A modernidade fantasma

Fotógrafo da Madeira-Mamoré é a novidade do relançamento de livro sobre a "ferrovia da morte"

Longe de ser um livro narrativo sobre o drama da construção da ferrovia Madeira-Mamoré, tema da atual minissérie da TV Globo, o Trem-fantasma, estudo de Francisco Foot Hardman, é um belo e poético (mesmo na sua linguagem, em geral, pouco “acadêmica”) exemplo do esforço de sua geração intelectual em mudar os rumos do fazer história dentro das universidades. Antes de ser um livro de história, é sobretudo um estudo literário sobre o imaginário nacional e mundial sobre a força do progresso diante da natureza.

Um grupo de pesquisadores resolveu recuperar o “apagamento de rastros” efetivado pela cultura brasileira em eventos importantes, como a funesta ferrovia que, entre 1907 e 1912, mobilizou 20 mil trabalhadores de diversos países e custou a vida, inutilmente, de 6 mil dentre eles. O que se pretendia era a ligação entre a Amazônia e uma região da Bolívia, rica em látex. Era o desejo de construir um acesso ao oceano Atlântico e competir com o canal do Panamá.

Plena de contratos comerciais duvidosos que resultou num fracasso estrondoso, a Madeira-Mamoré foi convenientemente esquecida pelas elites, apesar do tamanho da saga. Hardman, professor de teoria e história literária da Universidade Estadual de Campinas (Unicamp), viu nela o exemplo perfeito da nova historiografia que ele e seus colegas desejavam implementar. Com sucesso. O livro inicia-se com uma análise sobre a ligação entre progresso e espetáculo, refletida, em especial, nas ferrovias, com seus trens soltando vapor e civilizando o mundo, levando a modernidade para todos os recantos. Não sem razão, o primeiro filme dos Lumiére mostrava a chegada de um trem. Era ele, ao lado dos navios, o responsável por espalhar pelo globo a chance do consumo de mercadorias.

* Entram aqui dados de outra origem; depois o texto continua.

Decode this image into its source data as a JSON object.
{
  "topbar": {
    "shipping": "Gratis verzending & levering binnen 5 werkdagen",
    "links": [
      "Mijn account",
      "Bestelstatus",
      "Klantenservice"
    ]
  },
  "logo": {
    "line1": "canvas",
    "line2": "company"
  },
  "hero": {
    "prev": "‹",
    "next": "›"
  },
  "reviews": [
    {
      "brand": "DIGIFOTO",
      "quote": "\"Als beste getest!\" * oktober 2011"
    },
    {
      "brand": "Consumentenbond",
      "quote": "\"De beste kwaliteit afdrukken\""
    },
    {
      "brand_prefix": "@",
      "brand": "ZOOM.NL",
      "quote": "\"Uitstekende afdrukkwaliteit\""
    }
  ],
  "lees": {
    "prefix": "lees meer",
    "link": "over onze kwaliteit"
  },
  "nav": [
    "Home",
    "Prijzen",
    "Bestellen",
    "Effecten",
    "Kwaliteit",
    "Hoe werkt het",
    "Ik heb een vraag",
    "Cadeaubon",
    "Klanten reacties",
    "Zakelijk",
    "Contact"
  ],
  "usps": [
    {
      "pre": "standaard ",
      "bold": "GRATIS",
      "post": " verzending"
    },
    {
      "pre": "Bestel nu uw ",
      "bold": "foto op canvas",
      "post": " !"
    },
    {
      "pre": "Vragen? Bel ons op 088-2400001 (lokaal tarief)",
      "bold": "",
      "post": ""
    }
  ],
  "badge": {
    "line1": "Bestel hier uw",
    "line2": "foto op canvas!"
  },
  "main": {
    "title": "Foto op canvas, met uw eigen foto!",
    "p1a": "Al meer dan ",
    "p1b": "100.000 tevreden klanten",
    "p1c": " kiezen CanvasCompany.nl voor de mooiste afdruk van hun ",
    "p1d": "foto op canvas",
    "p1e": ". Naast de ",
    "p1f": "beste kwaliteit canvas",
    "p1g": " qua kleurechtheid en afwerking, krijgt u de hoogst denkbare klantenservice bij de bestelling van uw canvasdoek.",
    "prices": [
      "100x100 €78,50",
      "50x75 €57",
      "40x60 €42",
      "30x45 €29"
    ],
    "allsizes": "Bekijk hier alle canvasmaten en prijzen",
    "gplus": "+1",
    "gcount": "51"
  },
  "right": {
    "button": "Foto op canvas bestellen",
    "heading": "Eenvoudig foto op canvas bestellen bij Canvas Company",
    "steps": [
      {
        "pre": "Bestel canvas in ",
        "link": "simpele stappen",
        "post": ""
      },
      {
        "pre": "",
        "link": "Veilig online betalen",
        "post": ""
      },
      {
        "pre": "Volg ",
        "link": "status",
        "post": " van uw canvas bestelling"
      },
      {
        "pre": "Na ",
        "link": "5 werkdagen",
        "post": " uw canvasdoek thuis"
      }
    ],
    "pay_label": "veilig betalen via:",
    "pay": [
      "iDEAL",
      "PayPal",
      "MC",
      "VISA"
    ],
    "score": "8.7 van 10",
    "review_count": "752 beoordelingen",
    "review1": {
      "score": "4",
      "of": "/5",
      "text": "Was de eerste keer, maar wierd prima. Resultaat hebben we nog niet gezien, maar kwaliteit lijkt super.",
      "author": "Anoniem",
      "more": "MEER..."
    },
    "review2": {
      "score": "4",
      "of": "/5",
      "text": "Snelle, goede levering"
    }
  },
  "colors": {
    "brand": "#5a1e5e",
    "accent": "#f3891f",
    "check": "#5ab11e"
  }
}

O cenário ideal dessa nova mentalidade, diz Hardman, foram as exposições universais, inclusive as brasileiras, prova inconteste da reunião entre progresso e espetáculo para as massas. Nelas também se dizimavam, com elegância, as culturas “menos avançadas”, que deveriam ser renovadas pela modernidade. Nesse modelo, o pesquisador afirma que o mesmo princípio de “vertigem fantasmagórica” afetava o homem nas cidades e nas selvas, o meio natural a ser domado.A atualidade do estudo repousa sobretudo na permanência do modelo de ocupação predatória do país, cujo resultado é uma unidade imaginária da nação, vista pelo pesquisador como uma comédia ideológica restrita a uma minoria da população. Revisado, o livro, dos anos 1980, traz um capítulo novo (em verdade, um artigo de 1988) sobre o fotógrafo Dana Merrill, responsável pelas fotos dramáticas da ferrovia.